It’s been reported that Red Bull are following a practice that was used on turbo cars (i.e. the old F1 turbos and WRC cars) to keep the turbo spooled up. By means of retarding the ignition when the driver is on the overrun as he slows for a corner. If Red Bull can keep the flow out of the exhaust pipe relatively constant, even when the throttle is closed going into a turn, then the diffuser will see a more consistent air flow and maintain downforce. Relieving it of the on\off throttle sensitivity so often a criticism of EBD systems. In effect an antilag system is trying to do the same as the Red Bull EBD mapping, maintaining a constant exhaust gas pressure, on or off the throttle.
...
With retarded ignition, the mixture burns in the exhaust creating a flow of gasses through the exhaust
What Red Bull do is retard the ignition and maintain some throttle and fuel to allow combustion to continue to take place. However the ignition of the air and fuel mixture now takes place later in the engines revolution, when the exhaust valve has already opened. Rather than driving the piston down, the explosion of the mixture goes into the exhaust, still expanding as it does so. This creates a rush of gas through the exhaust mimicking the effect of running with the throttle open. Thus the diffuser still sees a flow of gas and maintains downforce despite the engine slowing down.

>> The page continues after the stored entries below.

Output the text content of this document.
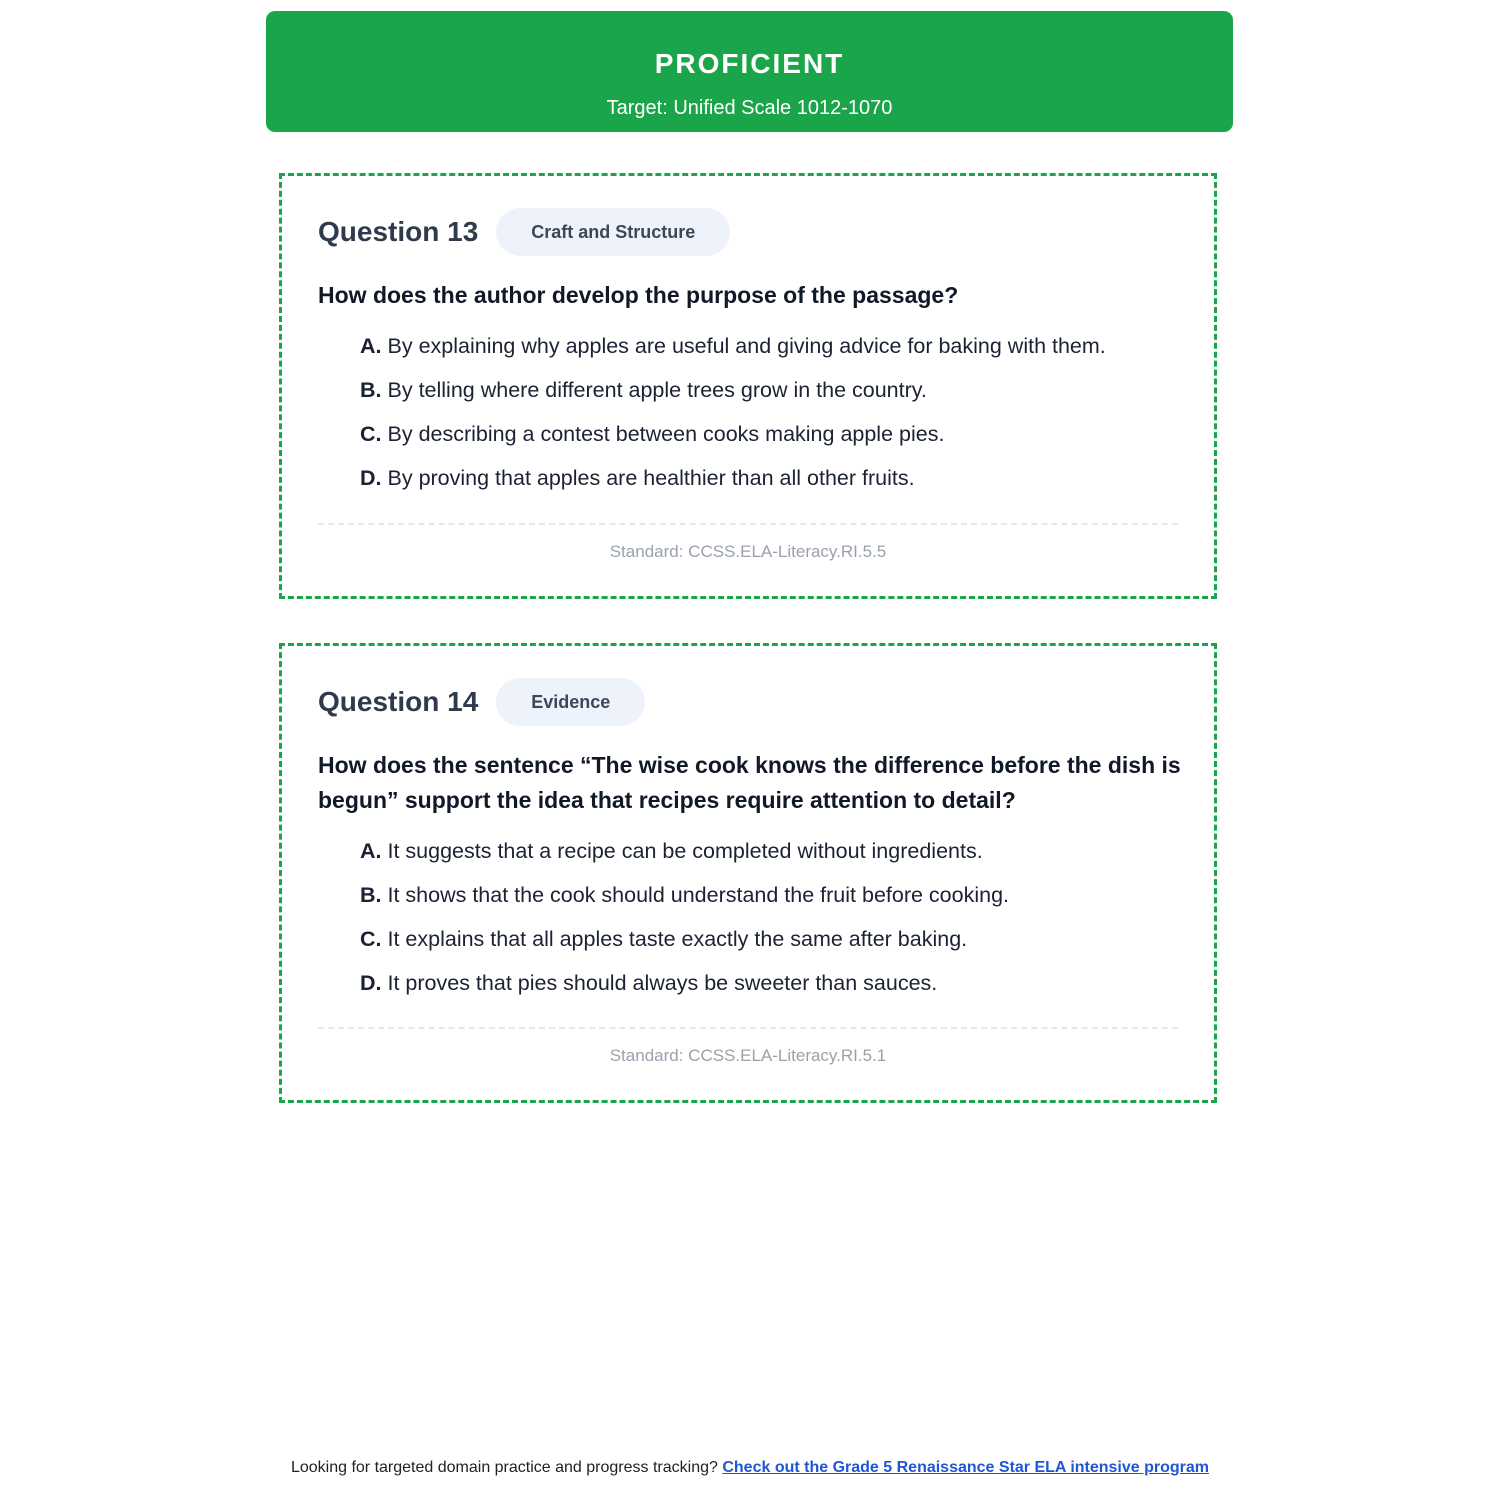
PROFICIENT
Target: Unified Scale 1012-1070
Question 13	Craft and Structure
How does the author develop the purpose of the passage?
A. By explaining why apples are useful and giving advice for baking with them.
B. By telling where different apple trees grow in the country.
C. By describing a contest between cooks making apple pies.
D. By proving that apples are healthier than all other fruits.
Standard: CCSS.ELA-Literacy.RI.5.5
Question 14	Evidence
How does the sentence “The wise cook knows the difference before the dish is begun” support the idea that recipes require attention to detail?
A. It suggests that a recipe can be completed without ingredients.
B. It shows that the cook should understand the fruit before cooking.
C. It explains that all apples taste exactly the same after baking.
D. It proves that pies should always be sweeter than sauces.
Standard: CCSS.ELA-Literacy.RI.5.1
Looking for targeted domain practice and progress tracking? Check out the Grade 5 Renaissance Star ELA intensive program
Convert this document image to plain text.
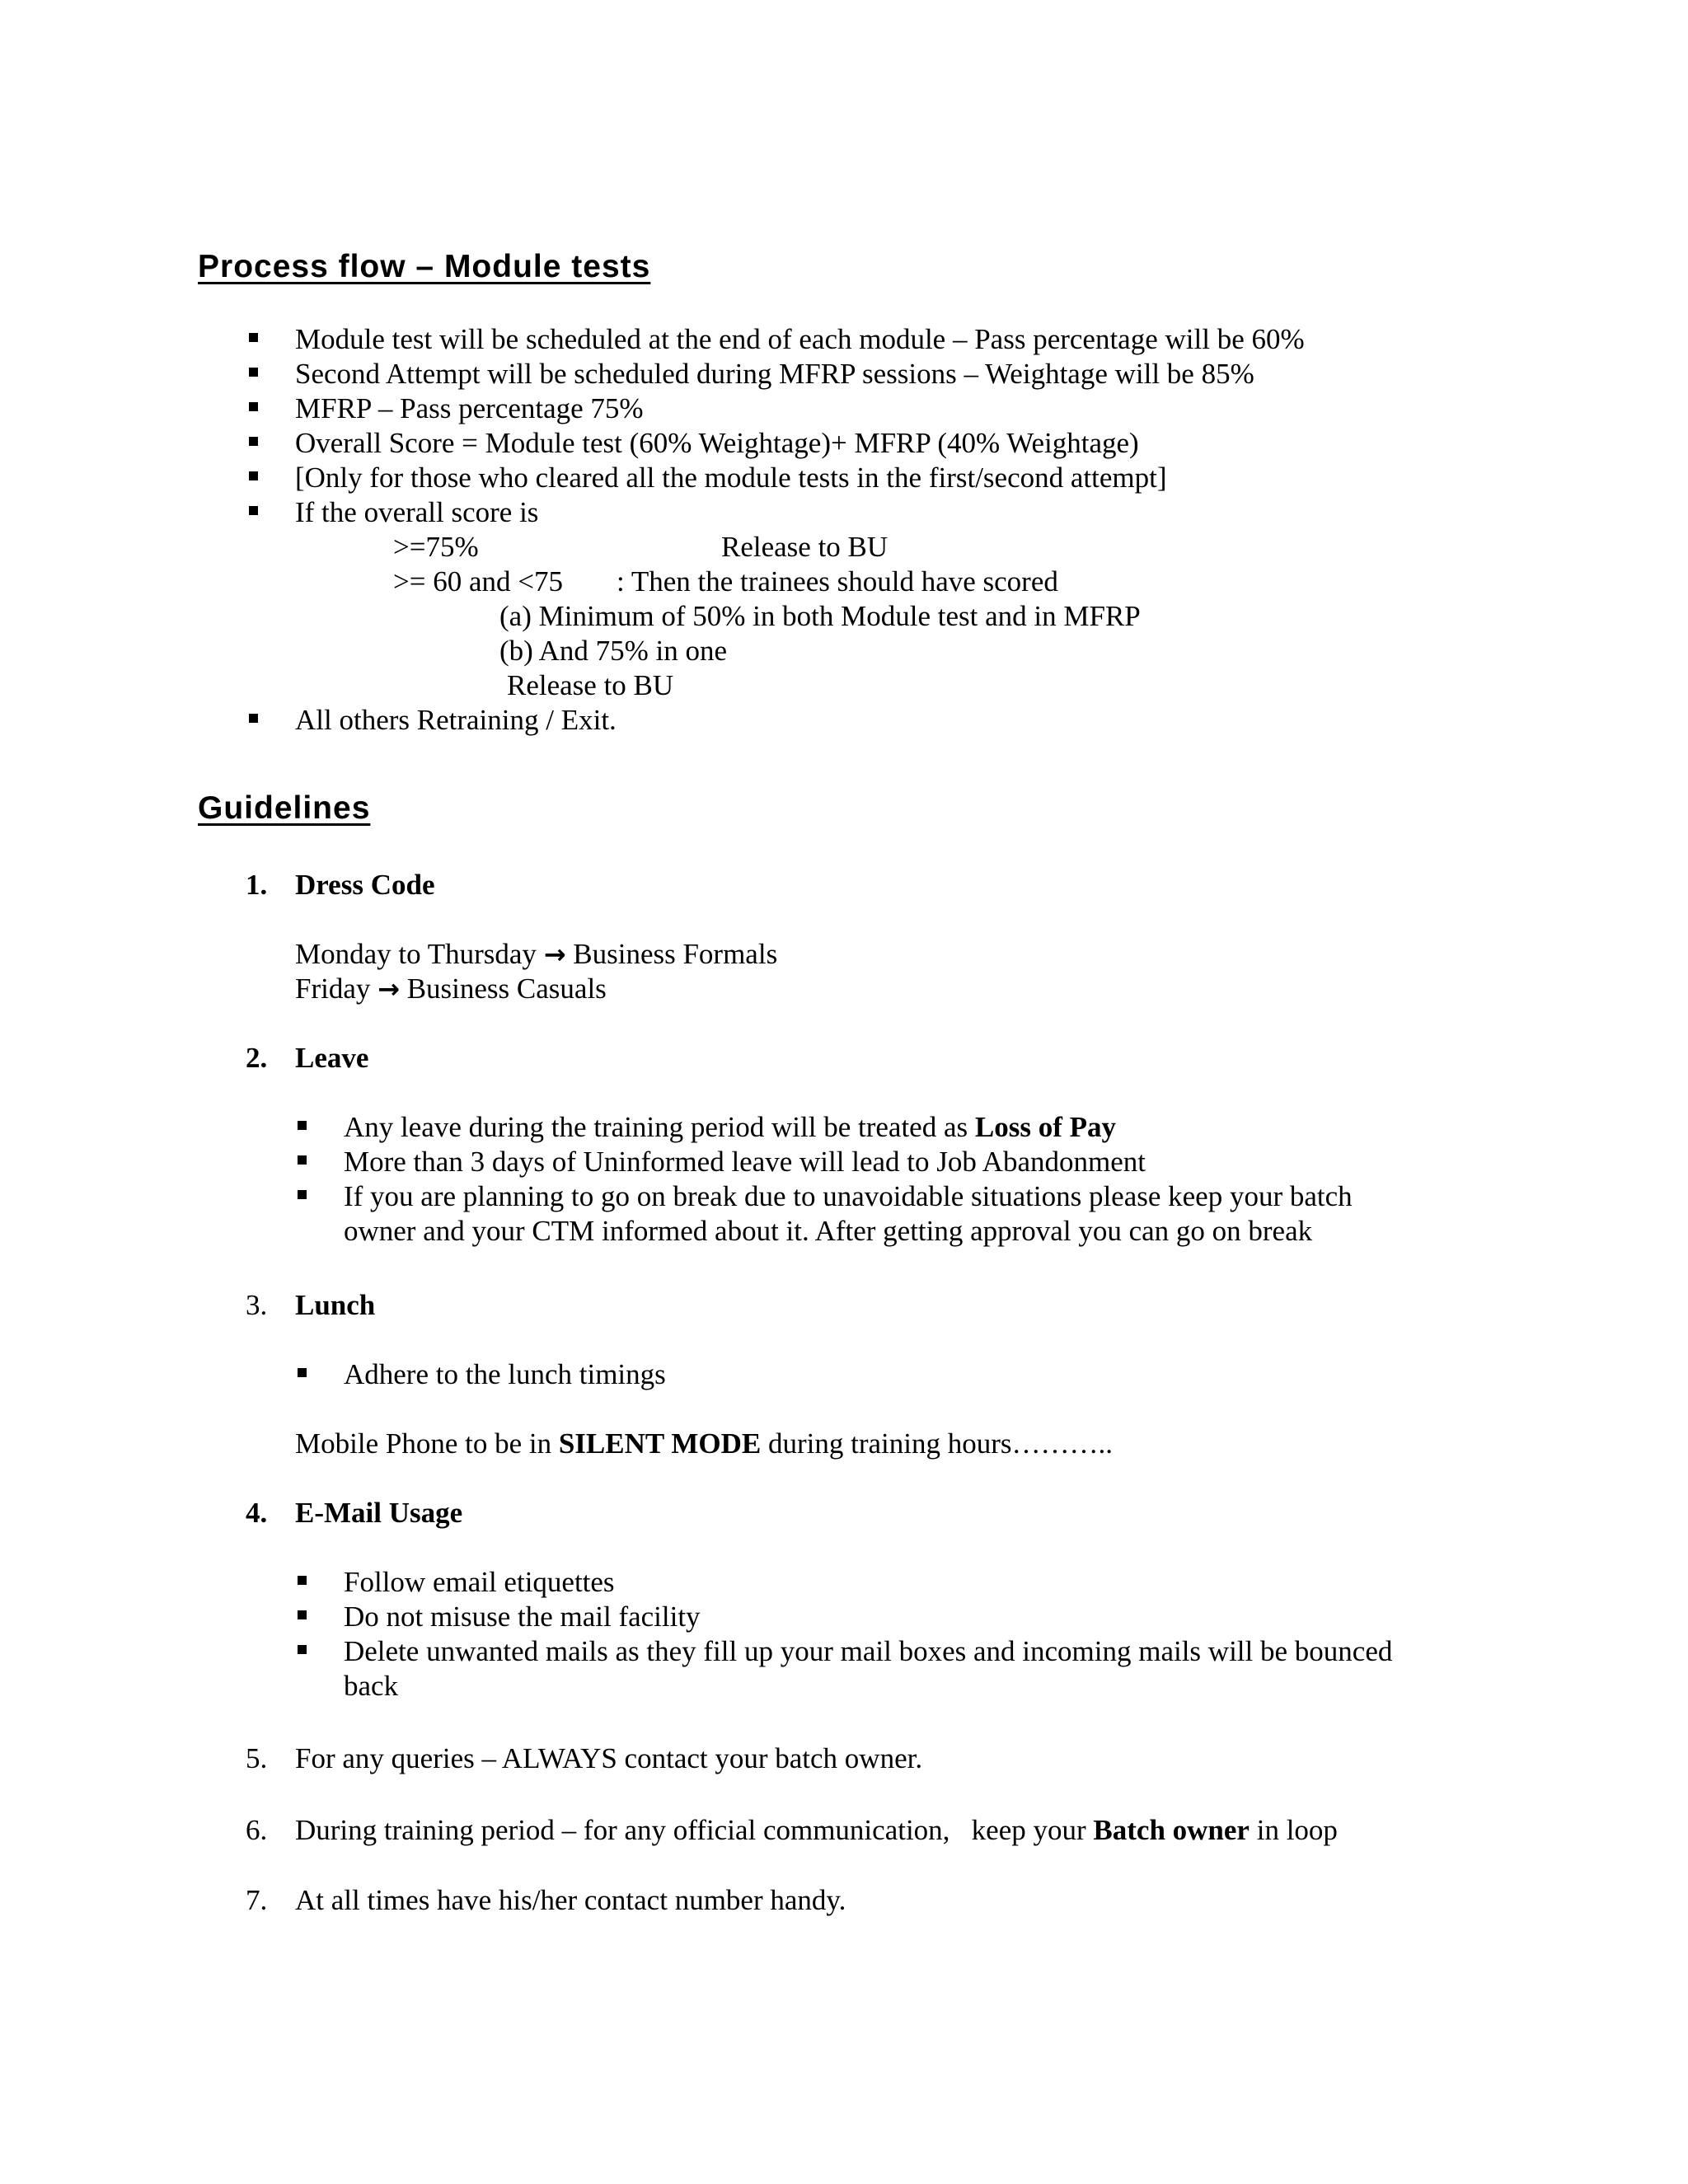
Process flow – Module tests
Module test will be scheduled at the end of each module – Pass percentage will be 60%
Second Attempt will be scheduled during MFRP sessions – Weightage will be 85%
MFRP – Pass percentage 75%
Overall Score = Module test (60% Weightage)+ MFRP (40% Weightage)
[Only for those who cleared all the module tests in the first/second attempt]
If the overall score is
>=75%	Release to BU
>= 60 and <75 : Then the trainees should have scored
(a) Minimum of 50% in both Module test and in MFRP
(b) And 75% in one
Release to BU
All others Retraining / Exit.
Guidelines
1. Dress Code
Monday to Thursday → Business Formals
Friday → Business Casuals
2. Leave
Any leave during the training period will be treated as Loss of Pay
More than 3 days of Uninformed leave will lead to Job Abandonment
If you are planning to go on break due to unavoidable situations please keep your batch
owner and your CTM informed about it. After getting approval you can go on break
3. Lunch
Adhere to the lunch timings
Mobile Phone to be in SILENT MODE during training hours………..
4. E-Mail Usage
Follow email etiquettes
Do not misuse the mail facility
Delete unwanted mails as they fill up your mail boxes and incoming mails will be bounced
back
5. For any queries – ALWAYS contact your batch owner.
6. During training period – for any official communication,   keep your Batch owner in loop
7. At all times have his/her contact number handy.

Retarding the ignition overheats the exhaust components (red)
Of course this gain doesn’t come for free, the heat of combustion now takes place in the exhaust port, so that the exhaust valve, cylinder head and exhaust pipe all suffer excessive heat. This will affect them, as they cannot withstand this sort of thermal load for long periods. Equally the process burns additional fuel, in the race this is a negative thing as fuel is limited and no refuelling is allowed. This ignition retard mapping would be controlled via the SECU via the driver selecting a steering wheel control, using quite normal tuning parameters and not some clever workaround. Of course this is all quite legal.
If the overheating issues can be contained, this would be a relatively simple mapping to introduce for another EBD team. As mentioned Renault Sport, Red Bulls engine supplier would have to know about this. Copying the concept, but not the actual SECU code would be quite easy.